Learning epistatic polygenic phenotypes with Boolean interactions

Detecting epistatic drivers of human phenotypes remains a challenge. Traditional approaches use regression to sequentially test multiplicative interaction terms involving single pairs of genetic variants. For higher-order interactions and genome-wide large-scale data, this strategy is computationally intractable.
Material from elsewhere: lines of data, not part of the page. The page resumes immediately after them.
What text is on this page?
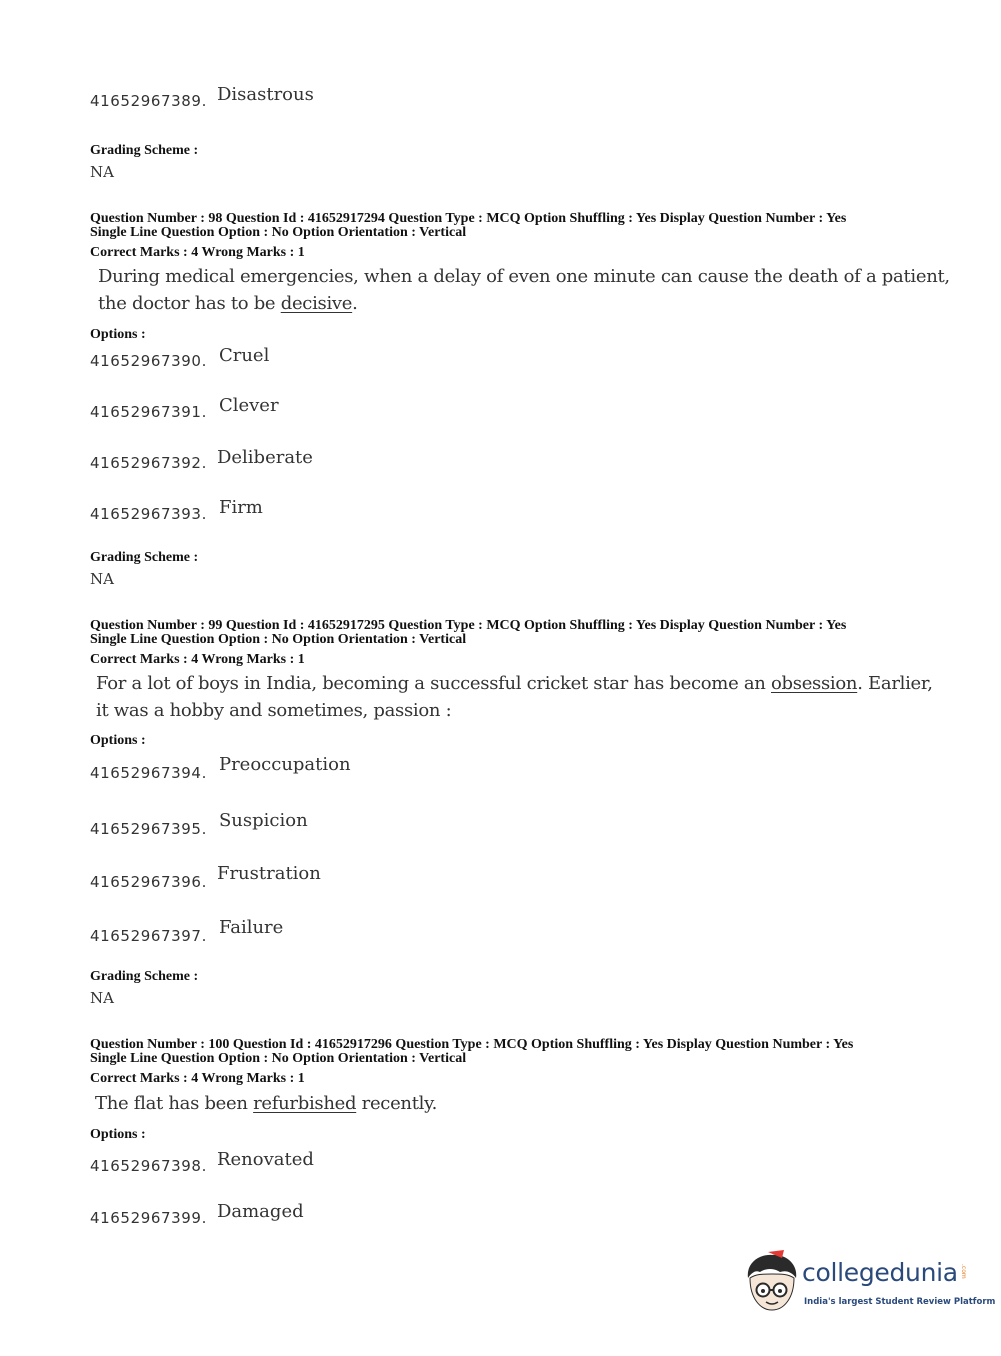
41652967389. Disastrous
Grading Scheme :
NA
Question Number : 98 Question Id : 41652917294 Question Type : MCQ Option Shuffling : Yes Display Question Number : Yes
Single Line Question Option : No Option Orientation : Vertical
Correct Marks : 4 Wrong Marks : 1
During medical emergencies, when a delay of even one minute can cause the death of a patient,
the doctor has to be decisive.
Options :
41652967390. Cruel
41652967391. Clever
41652967392. Deliberate
41652967393. Firm
Grading Scheme :
NA
Question Number : 99 Question Id : 41652917295 Question Type : MCQ Option Shuffling : Yes Display Question Number : Yes
Single Line Question Option : No Option Orientation : Vertical
Correct Marks : 4 Wrong Marks : 1
For a lot of boys in India, becoming a successful cricket star has become an obsession. Earlier,
it was a hobby and sometimes, passion :
Options :
41652967394. Preoccupation
41652967395. Suspicion
41652967396. Frustration
41652967397. Failure
Grading Scheme :
NA
Question Number : 100 Question Id : 41652917296 Question Type : MCQ Option Shuffling : Yes Display Question Number : Yes
Single Line Question Option : No Option Orientation : Vertical
Correct Marks : 4 Wrong Marks : 1
The flat has been refurbished recently.
Options :
41652967398. Renovated
41652967399. Damaged
collegedunia .com
India's largest Student Review Platform
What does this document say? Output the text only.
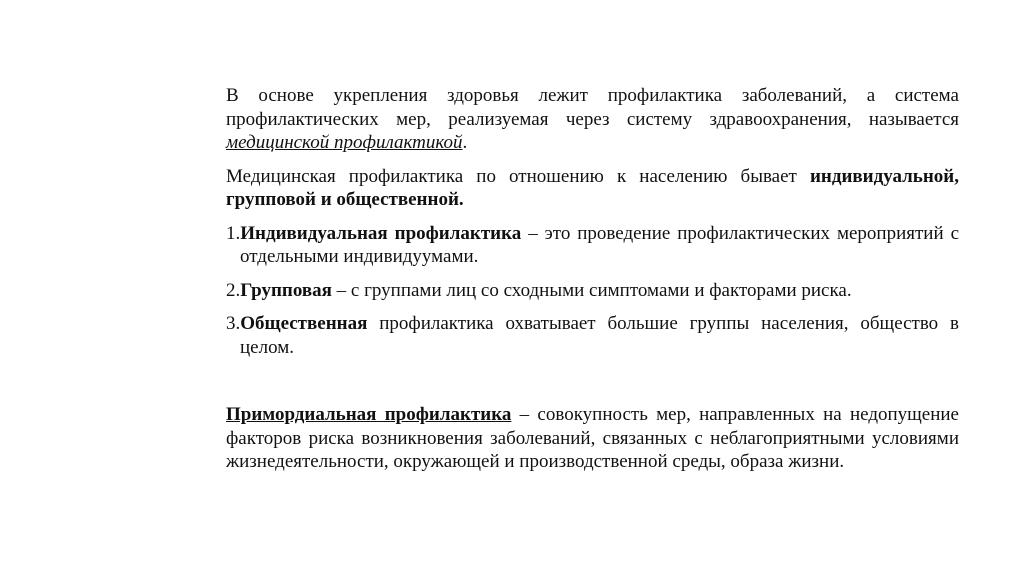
В основе укрепления здоровья лежит профилактика заболеваний, а система профилактических мер, реализуемая через систему здравоохранения, называется медицинской профилактикой.

Медицинская профилактика по отношению к населению бывает индивидуальной, групповой и общественной.

1.Индивидуальная профилактика – это проведение профилактических мероприятий с отдельными индивидуумами.

2.Групповая – с группами лиц со сходными симптомами и факторами риска.

3.Общественная профилактика охватывает большие группы населения, общество в целом.

Примордиальная профилактика – совокупность мер, направленных на недопущение факторов риска возникновения заболеваний, связанных с неблагоприятными условиями жизнедеятельности, окружающей и производственной среды, образа жизни.
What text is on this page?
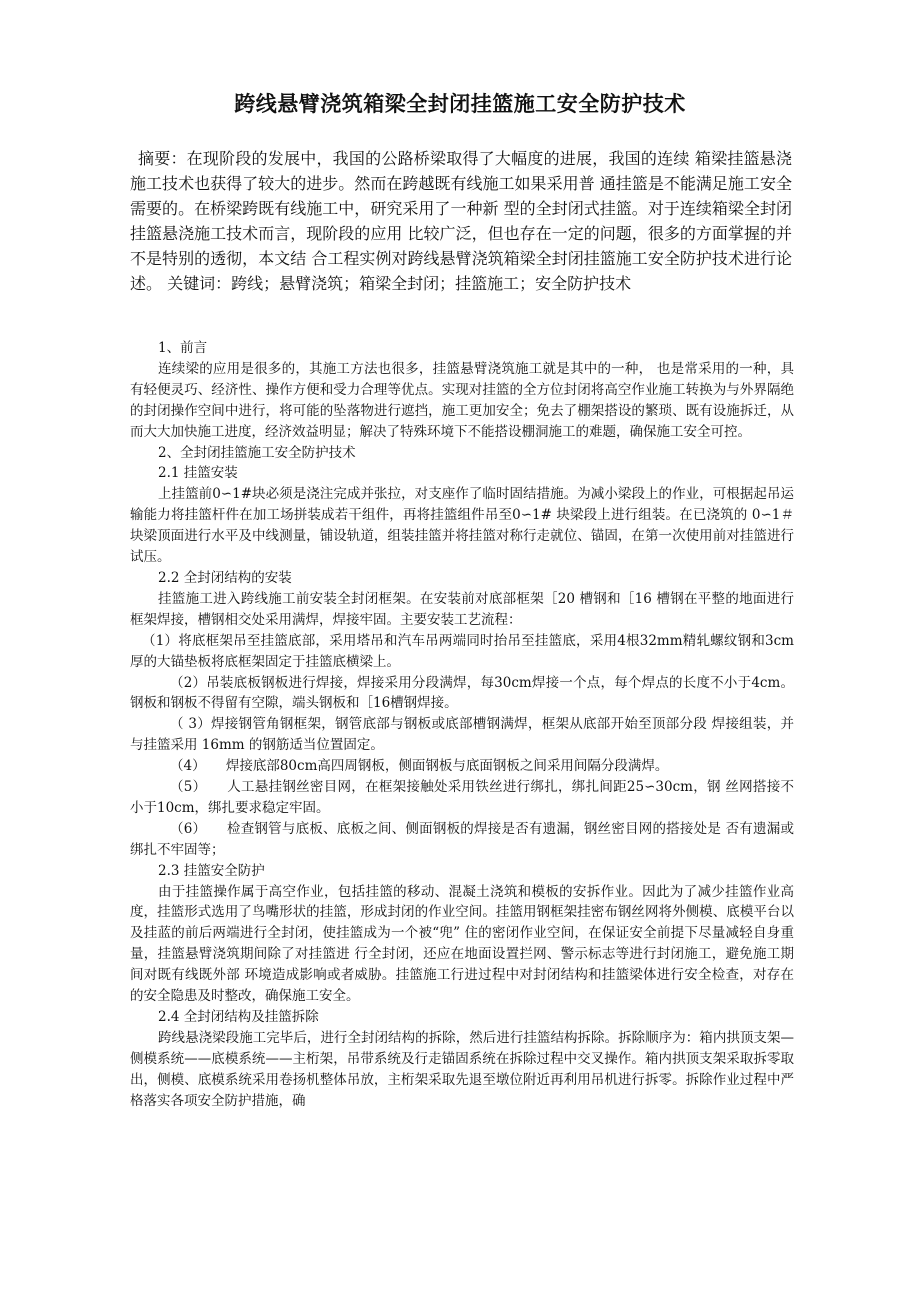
跨线悬臂浇筑箱梁全封闭挂篮施工安全防护技术

摘要：在现阶段的发展中，我国的公路桥梁取得了大幅度的进展，我国的连续 箱梁挂篮悬浇施工技术也获得了较大的进步。然而在跨越既有线施工如果采用普 通挂篮是不能满足施工安全需要的。在桥梁跨既有线施工中，研究采用了一种新 型的全封闭式挂篮。对于连续箱梁全封闭挂篮悬浇施工技术而言，现阶段的应用 比较广泛，但也存在一定的问题，很多的方面掌握的并不是特别的透彻，本文结 合工程实例对跨线悬臂浇筑箱梁全封闭挂篮施工安全防护技术进行论述。 关键词：跨线；悬臂浇筑；箱梁全封闭；挂篮施工；安全防护技术

1、前言

连续梁的应用是很多的，其施工方法也很多，挂篮悬臂浇筑施工就是其中的一种， 也是常采用的一种，具有轻便灵巧、经济性、操作方便和受力合理等优点。实现对挂篮的全方位封闭将高空作业施工转换为与外界隔绝的封闭操作空间中进行，将可能的坠落物进行遮挡，施工更加安全；免去了棚架搭设的繁琐、既有设施拆迁，从而大大加快施工进度，经济效益明显；解决了特殊环境下不能搭设棚洞施工的难题，确保施工安全可控。

2、全封闭挂篮施工安全防护技术

2.1 挂篮安装

上挂篮前0∽1#块必须是浇注完成并张拉，对支座作了临时固结措施。为减小梁段上的作业，可根据起吊运输能力将挂篮杆件在加工场拼装成若干组件，再将挂篮组件吊至0∽1# 块梁段上进行组装。在已浇筑的 0∽1＃块梁顶面进行水平及中线测量，铺设轨道，组装挂篮并将挂篮对称行走就位、锚固，在第一次使用前对挂篮进行试压。

2.2 全封闭结构的安装

挂篮施工进入跨线施工前安装全封闭框架。在安装前对底部框架［20 槽钢和［16 槽钢在平整的地面进行框架焊接，槽钢相交处采用满焊，焊接牢固。主要安装工艺流程：

（1）将底框架吊至挂篮底部，采用塔吊和汽车吊两端同时抬吊至挂篮底，采用4根32mm精轧螺纹钢和3cm厚的大锚垫板将底框架固定于挂篮底横梁上。

（2）吊装底板钢板进行焊接，焊接采用分段满焊，每30cm焊接一个点，每个焊点的长度不小于4cm。钢板和钢板不得留有空隙，端头钢板和［16槽钢焊接。

（ 3）焊接钢管角钢框架，钢管底部与钢板或底部槽钢满焊，框架从底部开始至顶部分段 焊接组装，并与挂篮采用 16mm 的钢筋适当位置固定。

（4）　　焊接底部80cm高四周钢板，侧面钢板与底面钢板之间采用间隔分段满焊。

（5）　　人工悬挂钢丝密目网，在框架接触处采用铁丝进行绑扎，绑扎间距25∽30cm，钢 丝网搭接不小于10cm，绑扎要求稳定牢固。

（6）　　检查钢管与底板、底板之间、侧面钢板的焊接是否有遗漏，钢丝密目网的搭接处是 否有遗漏或绑扎不牢固等；

2.3 挂篮安全防护

由于挂篮操作属于高空作业，包括挂篮的移动、混凝土浇筑和模板的安拆作业。因此为了减少挂篮作业高度，挂篮形式选用了鸟嘴形状的挂篮，形成封闭的作业空间。挂篮用钢框架挂密布钢丝网将外侧模、底模平台以及挂蓝的前后两端进行全封闭，使挂篮成为一个被“兜” 住的密闭作业空间，在保证安全前提下尽量减轻自身重量，挂篮悬臂浇筑期间除了对挂篮进 行全封闭，还应在地面设置拦网、警示标志等进行封闭施工，避免施工期间对既有线既外部 环境造成影响或者威胁。挂篮施工行进过程中对封闭结构和挂篮梁体进行安全检查，对存在 的安全隐患及时整改，确保施工安全。

2.4 全封闭结构及挂篮拆除

跨线悬浇梁段施工完毕后，进行全封闭结构的拆除，然后进行挂篮结构拆除。拆除顺序为：箱内拱顶支架—侧模系统——底模系统——主桁架，吊带系统及行走锚固系统在拆除过程中交叉操作。箱内拱顶支架采取拆零取出，侧模、底模系统采用卷扬机整体吊放，主桁架采取先退至墩位附近再利用吊机进行拆零。拆除作业过程中严格落实各项安全防护措施，确
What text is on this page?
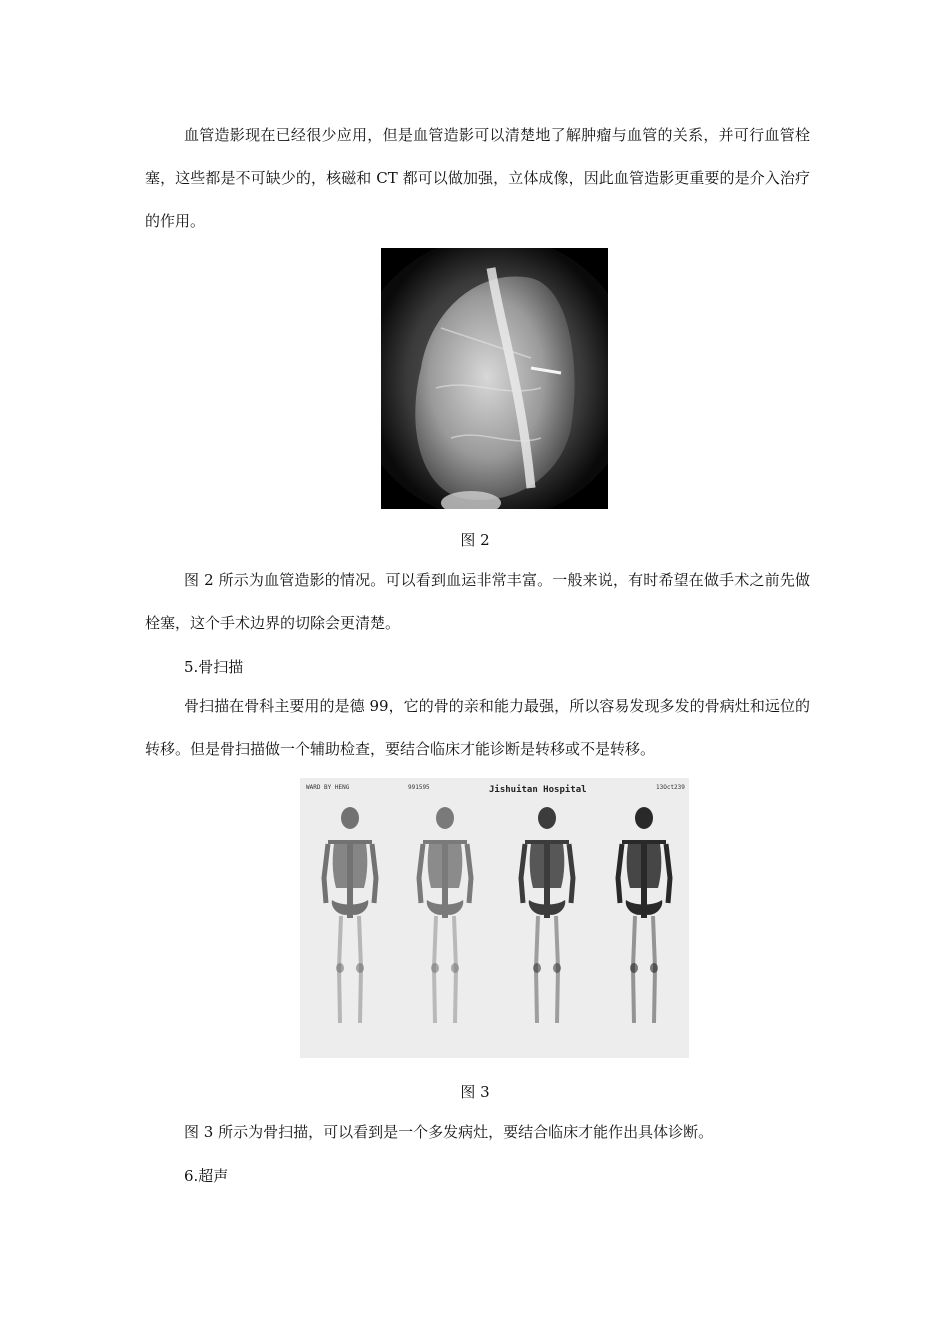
血管造影现在已经很少应用，但是血管造影可以清楚地了解肿瘤与血管的关系，并可行血管栓塞，这些都是不可缺少的，核磁和 CT 都可以做加强，立体成像，因此血管造影更重要的是介入治疗的作用。

图 2

图 2 所示为血管造影的情况。可以看到血运非常丰富。一般来说，有时希望在做手术之前先做栓塞，这个手术边界的切除会更清楚。

5.骨扫描

骨扫描在骨科主要用的是德 99，它的骨的亲和能力最强，所以容易发现多发的骨病灶和远位的转移。但是骨扫描做一个辅助检查，要结合临床才能诊断是转移或不是转移。

WARD BY HENG	991595	Jishuitan Hospital	13Oct239

图 3

图 3 所示为骨扫描，可以看到是一个多发病灶，要结合临床才能作出具体诊断。

6.超声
Moreover, multiplicative terms used in regression modeling may not capture the form of biological interactions. Building on the Predictability, Computability, Stability (PCS) framework, we introduce the epiTree pipeline to extract higher-order interactions from genomic data using tree-based models. The epiTree pipeline first selects a set of variants derived from tissue-specific estimates of gene expression. Next, it uses iterative random forests (iRF) to search training data for candidate Boolean interactions (pairwise and higher-order). We derive significance tests from interactions by simulating Boolean tree-structured null (no epistasis) and alternative (epistasis) distributions on hold-out test data. Finally, our pipeline computes PCS epistasis p-values that evaluate the stability of improvement in prediction accuracy via bootstrap sampling on the test set. We validate the epiTree pipeline using the phenotype of red-hair from the UK Biobank, where several genes are known to demonstrate epistatic interactions. epiTree recovers both previously reported and novel interactions, which represent forms of non-linearities not captured by logistic regression models. Additionally, epiTree suggests interactions between genes such as PKHD1 and XPOTP1, which are unlinked to MC1R, as novel candidate interactions associated with the red hair phenotype. Last but not least, we find that individual Boolean or tree-based epistasis models generally provide higher prediction accuracy than classical logistic regression.